Introduction to Merging in Delta Tables

  • Merging is used to perform upserts: update existing records or insert new records based on specific conditions.
  • Delta Tables provide the MERGE INTO statement to simplify merge and upsert operations.
  • Before Delta Tables, merging data was more complex and difficult.

Setting Up Demo Tables

  • The example uses two tables with the same schema: id, first name, middle name, last name, gender, date of birth, SSN number, and salary.
  • Table 1 is created from a default Databricks dataset and saved as "people10m."
  • Table 2 ("people10m_upload01") is created manually, and a few records (already present in Table 1) are inserted into it.

Performing the Merge Operation

  • The MERGE INTO statement merges data from Table 2 into Table 1 using the "id" as the join key.
  • Syntax: MERGE INTO target_table USING source_table ON <condition> WHEN MATCHED THEN UPDATE WHEN NOT MATCHED THEN INSERT.
  • After running the merge, statistics indicate 3 rows were updated (matched), 0 deleted, and 0 inserted.
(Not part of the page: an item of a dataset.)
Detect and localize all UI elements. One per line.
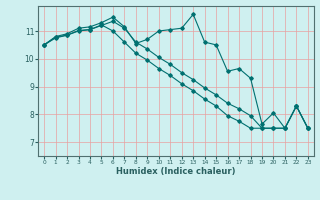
X-axis label: Humidex (Indice chaleur): Humidex (Indice chaleur) [116, 167, 236, 176]
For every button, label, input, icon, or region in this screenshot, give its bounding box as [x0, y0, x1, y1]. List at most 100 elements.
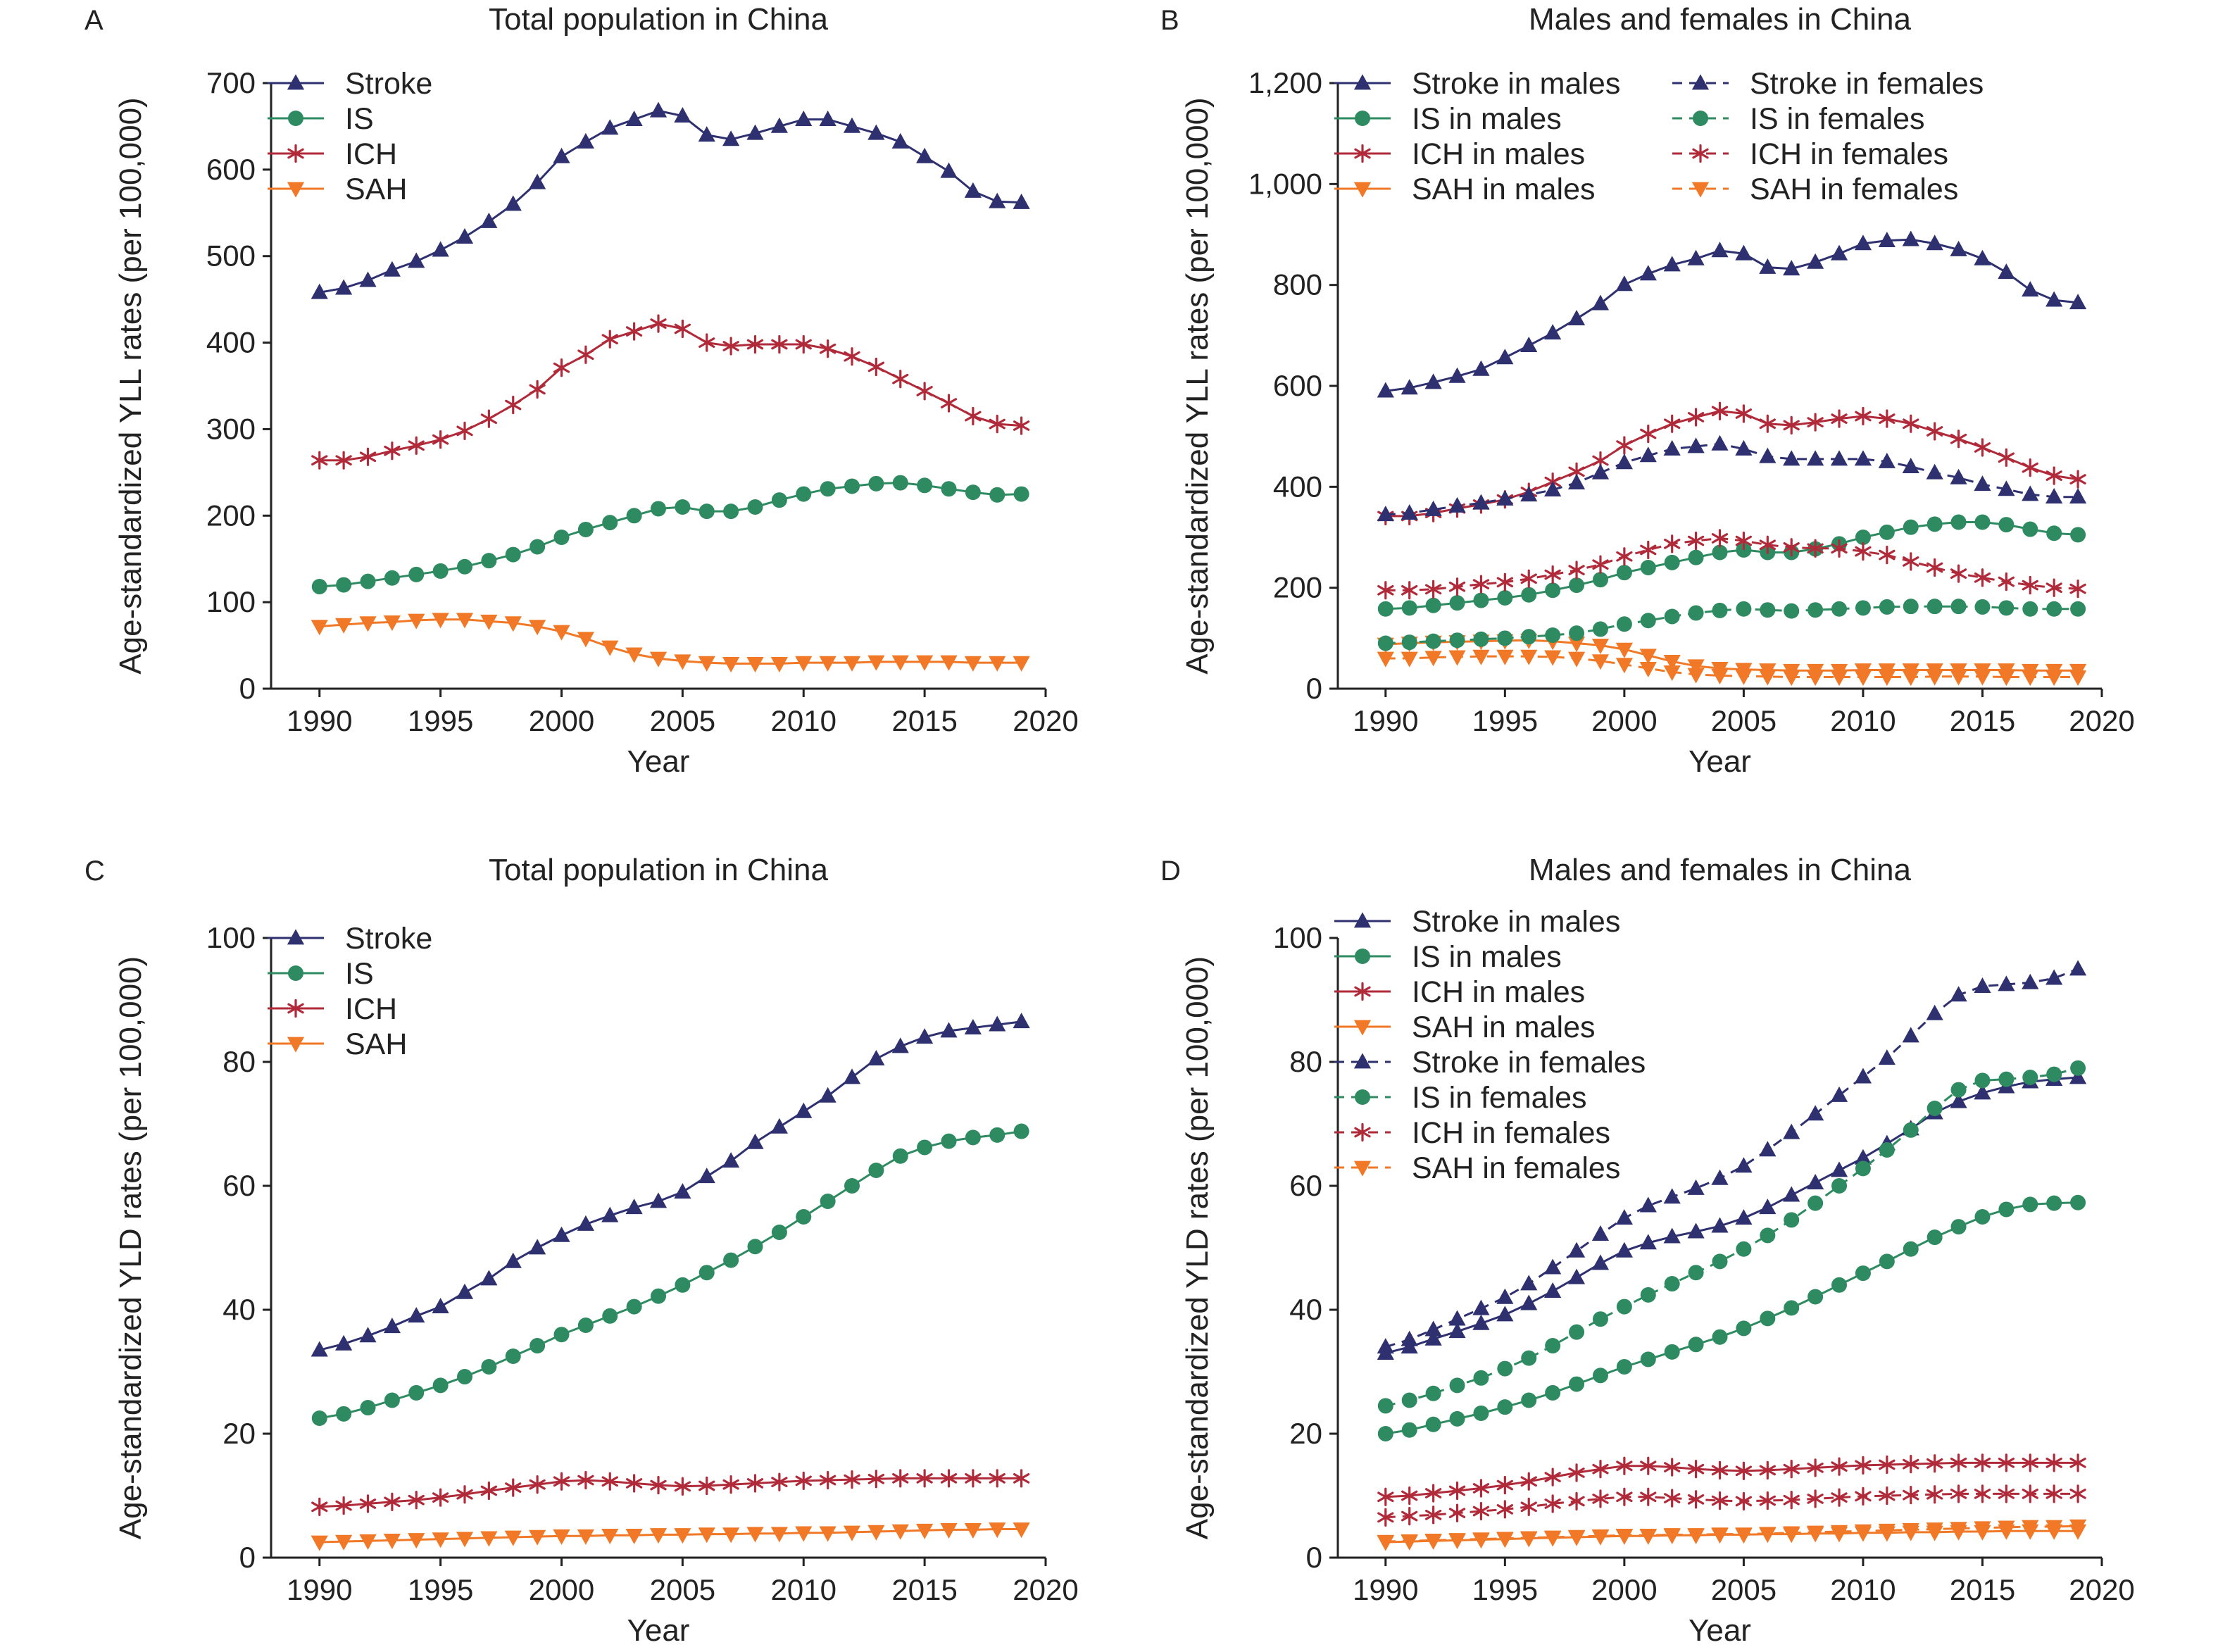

Handling New Insertions via Merge

  • New records not present in the target table are inserted into Table 2.
  • Running the merge again results in 3 more rows being inserted into the target table.
  • The merge operation can perform both updates (for existing IDs) and inserts (for new IDs) simultaneously.

Key Terms & Definitions

  • Delta Table — A Databricks table format supporting ACID transactions and efficient merge/upsert operations.
  • Merge (Upsert) — Combining two tables; updates existing records and inserts new ones based on a condition.
  • MERGE INTO Statement — SQL command that merges data from a source table into a target table with specified update and insert actions.
  • Managed/Unmanaged Table — Managed tables are fully controlled by Databricks; unmanaged tables have externally stored data.

Action Items / Next Steps

  • Watch the first video in the Delta Tables series for details on managed vs. unmanaged tables.
  • Practice using the MERGE INTO statement with sample data on Databricks.
  • Review syntax and experiment with different merge conditions.